DAGAARI, Somalia — The global food crisis has arrived at Safia Ali’s hut.

She cannot afford rice or wheat or powdered milk anymore.

At the same time, a drought has decimated her family’s herd of goats, turning their sole livelihood into a pile of bleached bones and papery skin.

The result is that Ms. Safia, a 25-year-old mother of five, has not eaten in a week. Her 1-year-old son is starving too, an adorable, listless boy who doesn’t even respond to a pinch.

Somalia — and much of the volatile Horn of Africa, for that matter — was about the last place on earth that needed a food crisis. Even before commodity prices started shooting up around the globe, civil war, displacement and imperiled aid operations had pushed many people here to the brink of famine.

But now with food costs spiraling out of reach and the livestock that people live off of dropping dead in the sand, villagers across this sun-blasted landscape say hundreds of people are dying of hunger and thirst.

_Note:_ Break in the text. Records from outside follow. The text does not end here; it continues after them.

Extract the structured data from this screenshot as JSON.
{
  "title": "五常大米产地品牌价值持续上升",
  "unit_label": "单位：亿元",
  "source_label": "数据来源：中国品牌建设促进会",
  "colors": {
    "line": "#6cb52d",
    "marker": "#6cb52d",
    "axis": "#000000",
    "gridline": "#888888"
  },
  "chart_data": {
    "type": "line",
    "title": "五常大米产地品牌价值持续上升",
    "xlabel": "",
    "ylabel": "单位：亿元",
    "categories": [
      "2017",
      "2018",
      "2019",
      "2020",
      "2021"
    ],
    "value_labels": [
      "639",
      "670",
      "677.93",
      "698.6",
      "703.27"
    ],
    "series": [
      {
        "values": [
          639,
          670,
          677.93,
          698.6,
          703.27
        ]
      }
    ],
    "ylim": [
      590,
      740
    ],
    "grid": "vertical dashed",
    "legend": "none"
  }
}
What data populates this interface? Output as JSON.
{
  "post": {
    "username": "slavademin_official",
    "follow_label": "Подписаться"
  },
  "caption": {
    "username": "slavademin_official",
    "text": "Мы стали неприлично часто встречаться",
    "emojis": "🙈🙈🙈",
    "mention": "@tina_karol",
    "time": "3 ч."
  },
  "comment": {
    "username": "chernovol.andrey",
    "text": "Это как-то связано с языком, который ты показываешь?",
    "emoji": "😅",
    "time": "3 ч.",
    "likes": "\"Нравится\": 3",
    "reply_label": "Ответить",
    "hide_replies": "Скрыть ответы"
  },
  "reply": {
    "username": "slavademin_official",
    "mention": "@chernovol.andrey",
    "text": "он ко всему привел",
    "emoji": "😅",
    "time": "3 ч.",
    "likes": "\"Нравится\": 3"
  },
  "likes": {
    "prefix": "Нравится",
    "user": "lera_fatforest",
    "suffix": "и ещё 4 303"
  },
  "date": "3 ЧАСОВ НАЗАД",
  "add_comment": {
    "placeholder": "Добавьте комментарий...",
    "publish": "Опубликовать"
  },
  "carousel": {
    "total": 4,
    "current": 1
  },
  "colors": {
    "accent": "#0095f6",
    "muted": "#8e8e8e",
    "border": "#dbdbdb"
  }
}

This is what happens, economists say, when the global food crisis meets local chaos.

“We’re really in the perfect storm,” said Jeffrey D. Sachs, a Columbia economist and top United Nations adviser, who recently visited neighboring Kenya.

There has been a collision of troubles throughout the region: skimpy rainfall, disastrous harvests, soaring food prices, dying livestock, escalating violence, out-of-control inflation, and shrinking food aid because of many of these factors.

Across the border in Ethiopia, in the war-racked Ogaden region, the situation sounds just as dire. In Darfur, the United Nations has had to cut food rations because of a rise in banditry that endangers aid deliveries. Kenya is looking vulnerable, too.

A recent headline in one of Kenya’s leading newspapers blared, “25,000 villagers risk starving,” referring to a combination of drought, higher fertilizer and fuel costs and postelection violence that displaced thousands of farmers. “These places aren’t on the brink,” Mr. Sachs said. “They’ve gone over the cliff.”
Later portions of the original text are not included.